Davut Doğan, pandemi nedeniyle restoranlara gidiş sıklığı çok azalsa da Balıkçı Abdullah, Suna’nın Yeri, Riva Köy Balıkçısı, Mira Balık ve Acarkent’teki Günaydın’ın en beğendiği restoranlar olduğunu belirtiyor. Harika Güral da bahçesi olan her restoranı sevdiğini söylüyor. “Villa Emma, Mario, Sunset favorilerim” diyor. Polat Gülman, eşini ilk gördüğü yer olan Kıyı Balık Lokantası’nın kendisinde özel bir yeri olduğunu söylüyor. “Zaten Kıyı’yı severdim, şimdi ailemizde böyle bir hatırası var diyen” Gülman, sözlerini şöyle sürdürüyor: “Beyti, Sunset, Papermoon ve Bebek Balıkçısı da yemekleriyle, ambiyansıyla ve hizmet kalitesiyle çok sevdiğim lezzet durakları. Ayrıca öğlen iş yemeklerinin vazgeçilmezi benim için Şans Restoran.
Her zaman en favori mekanım.” Süleyman Orakçıoğlu, balıkta Balıkçı Abdullah, Kıyı Balık, Yüksel ve Park Fora’yı beğendiğini, ette ise Etiler ve Acarkent Günaydın’ı tercih ettiğini belirtiyor. “Bunların yanında Inari, Zuma ve Karaköy Lokantası favorilerimden” diyor.
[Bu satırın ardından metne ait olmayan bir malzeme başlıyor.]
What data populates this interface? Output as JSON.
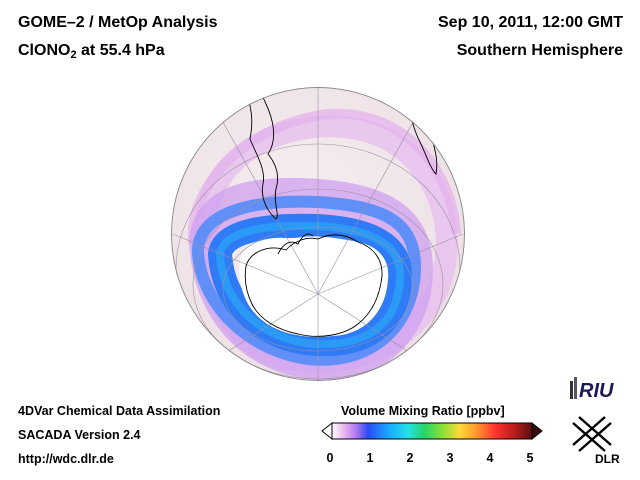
{
  "header": {
    "title_line1": "GOME–2 / MetOp Analysis",
    "title_species": "ClONO",
    "title_subscript": "2",
    "title_level": " at 55.4 hPa",
    "date": "Sep 10, 2011, 12:00 GMT",
    "region": "Southern Hemisphere"
  },
  "footer": {
    "line1": "4DVar Chemical Data Assimilation",
    "line2": "SACADA Version 2.4",
    "line3": "http://wdc.dlr.de"
  },
  "colorbar": {
    "title": "Volume Mixing Ratio [ppbv]",
    "ticks": [
      "0",
      "1",
      "2",
      "3",
      "4",
      "5"
    ]
  },
  "logos": {
    "riu": "RIU",
    "dlr": "DLR"
  },
  "colors": {
    "ocean": "#f3e6ea",
    "land_interior": "#ffffff",
    "low_band": "#e8b4ee",
    "high_band": "#2f7bf5",
    "outline": "#000000"
  },
  "icons": [
    "riu-logo",
    "dlr-logo"
  ]
}
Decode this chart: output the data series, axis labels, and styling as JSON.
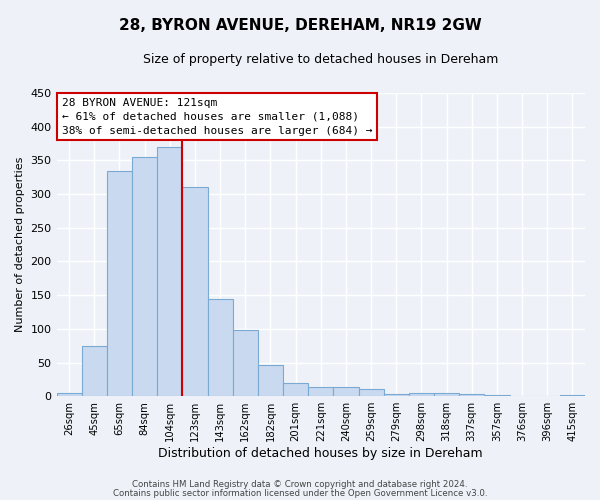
{
  "title": "28, BYRON AVENUE, DEREHAM, NR19 2GW",
  "subtitle": "Size of property relative to detached houses in Dereham",
  "xlabel": "Distribution of detached houses by size in Dereham",
  "ylabel": "Number of detached properties",
  "bar_labels": [
    "26sqm",
    "45sqm",
    "65sqm",
    "84sqm",
    "104sqm",
    "123sqm",
    "143sqm",
    "162sqm",
    "182sqm",
    "201sqm",
    "221sqm",
    "240sqm",
    "259sqm",
    "279sqm",
    "298sqm",
    "318sqm",
    "337sqm",
    "357sqm",
    "376sqm",
    "396sqm",
    "415sqm"
  ],
  "bar_values": [
    5,
    75,
    335,
    355,
    370,
    310,
    145,
    99,
    46,
    20,
    14,
    13,
    10,
    3,
    5,
    5,
    3,
    2,
    1,
    1,
    2
  ],
  "bar_color": "#c8d9f0",
  "bar_edge_color": "#7aaad4",
  "highlight_index": 5,
  "highlight_line_color": "#cc0000",
  "ylim": [
    0,
    450
  ],
  "yticks": [
    0,
    50,
    100,
    150,
    200,
    250,
    300,
    350,
    400,
    450
  ],
  "annotation_title": "28 BYRON AVENUE: 121sqm",
  "annotation_line1": "← 61% of detached houses are smaller (1,088)",
  "annotation_line2": "38% of semi-detached houses are larger (684) →",
  "annotation_box_color": "#ffffff",
  "annotation_box_edge": "#cc0000",
  "footer_line1": "Contains HM Land Registry data © Crown copyright and database right 2024.",
  "footer_line2": "Contains public sector information licensed under the Open Government Licence v3.0.",
  "background_color": "#eef2f8",
  "grid_color": "#ffffff"
}
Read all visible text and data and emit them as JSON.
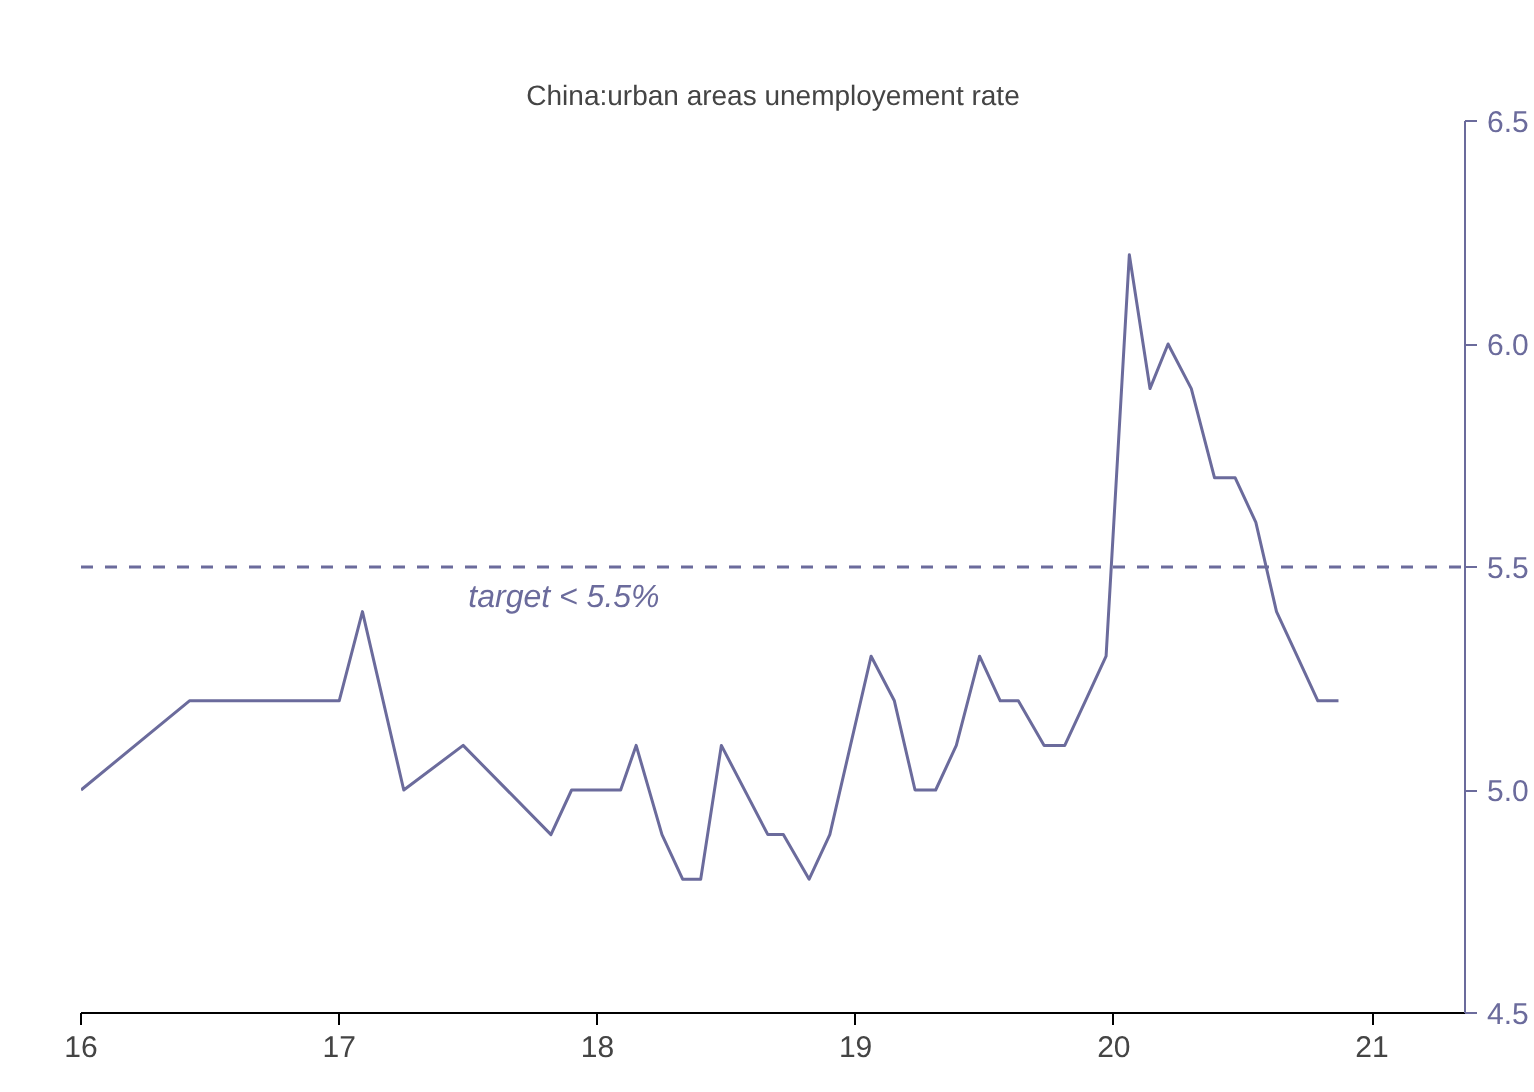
{
  "chart_data": {
    "type": "line",
    "title": "China:urban areas unemployement rate",
    "x": [
      16.0,
      16.42,
      17.0,
      17.09,
      17.25,
      17.48,
      17.82,
      17.9,
      18.09,
      18.15,
      18.25,
      18.33,
      18.4,
      18.48,
      18.66,
      18.72,
      18.82,
      18.9,
      19.06,
      19.15,
      19.23,
      19.31,
      19.39,
      19.48,
      19.56,
      19.63,
      19.73,
      19.81,
      19.89,
      19.97,
      20.06,
      20.14,
      20.21,
      20.3,
      20.39,
      20.47,
      20.55,
      20.63,
      20.71,
      20.79,
      20.87
    ],
    "series": [
      {
        "color": "#6b6b9c",
        "values": [
          5.0,
          5.2,
          5.2,
          5.4,
          5.0,
          5.1,
          4.9,
          5.0,
          5.0,
          5.1,
          4.9,
          4.8,
          4.8,
          5.1,
          4.9,
          4.9,
          4.8,
          4.9,
          5.3,
          5.2,
          5.0,
          5.0,
          5.1,
          5.3,
          5.2,
          5.2,
          5.1,
          5.1,
          5.2,
          5.3,
          6.2,
          5.9,
          6.0,
          5.9,
          5.7,
          5.7,
          5.6,
          5.4,
          5.3,
          5.2,
          5.2
        ]
      }
    ],
    "xlim": [
      16,
      21.36
    ],
    "xticks": [
      16,
      17,
      18,
      19,
      20,
      21
    ],
    "ylim": [
      4.5,
      6.5
    ],
    "yticks": [
      4.5,
      {
        "value": 5,
        "label": "5.0"
      },
      5.5,
      {
        "value": 6,
        "label": "6.0"
      },
      6.5
    ],
    "ref_lines": [
      {
        "axis": "y",
        "value": 5.5,
        "label": "target < 5.5%",
        "color": "#6b6b9c",
        "line_style": "dashed"
      }
    ],
    "grid": false,
    "marker": "none",
    "line_style": "solid"
  }
}
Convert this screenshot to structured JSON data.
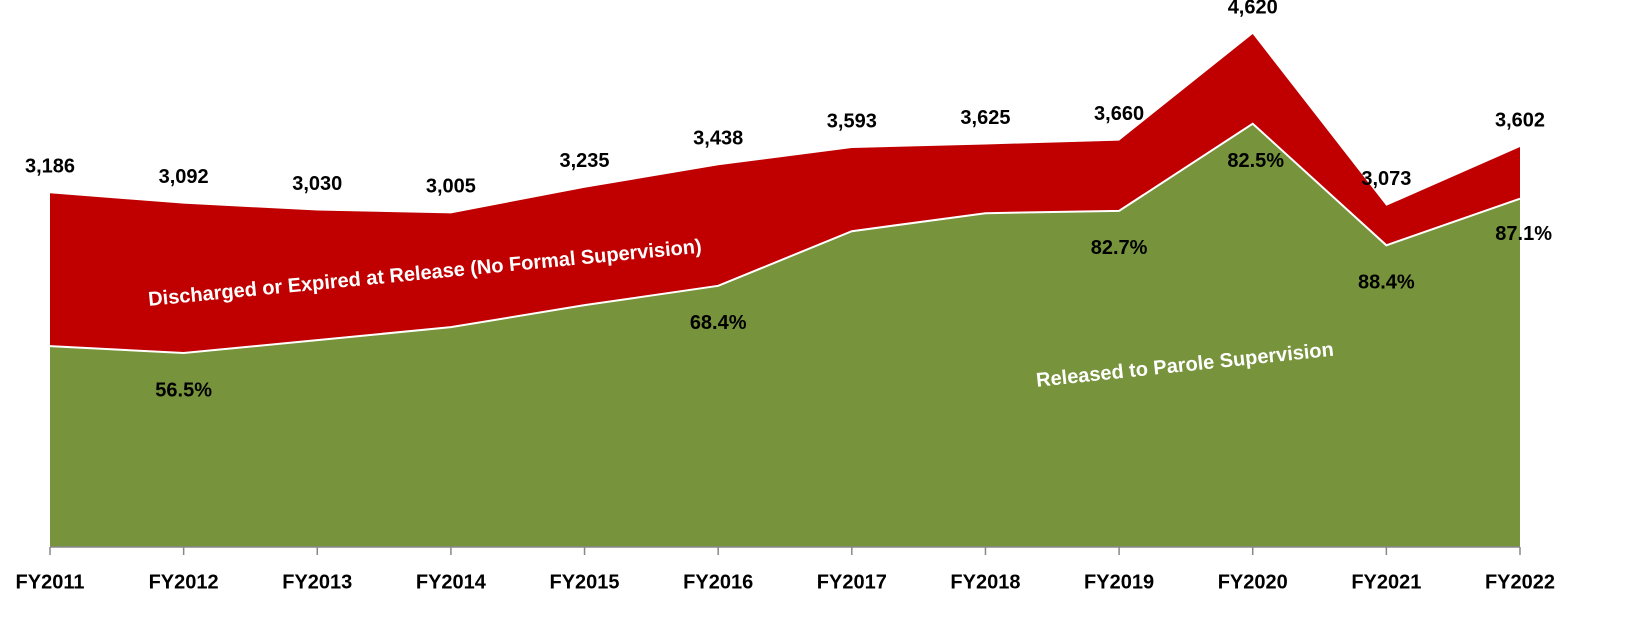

Selçuk Tümay’ın en sevdiği restoranların başında Sunset, Ruby, Zuma, Spago, Nişantaşı Brasserie, Morini ve Glens var. Tümay bu restoranları beğenme nedenini şöyle açıklıyor: “Hem yemek ve hizmet kalitesini hem ambiyansını çok beğeniyorum.”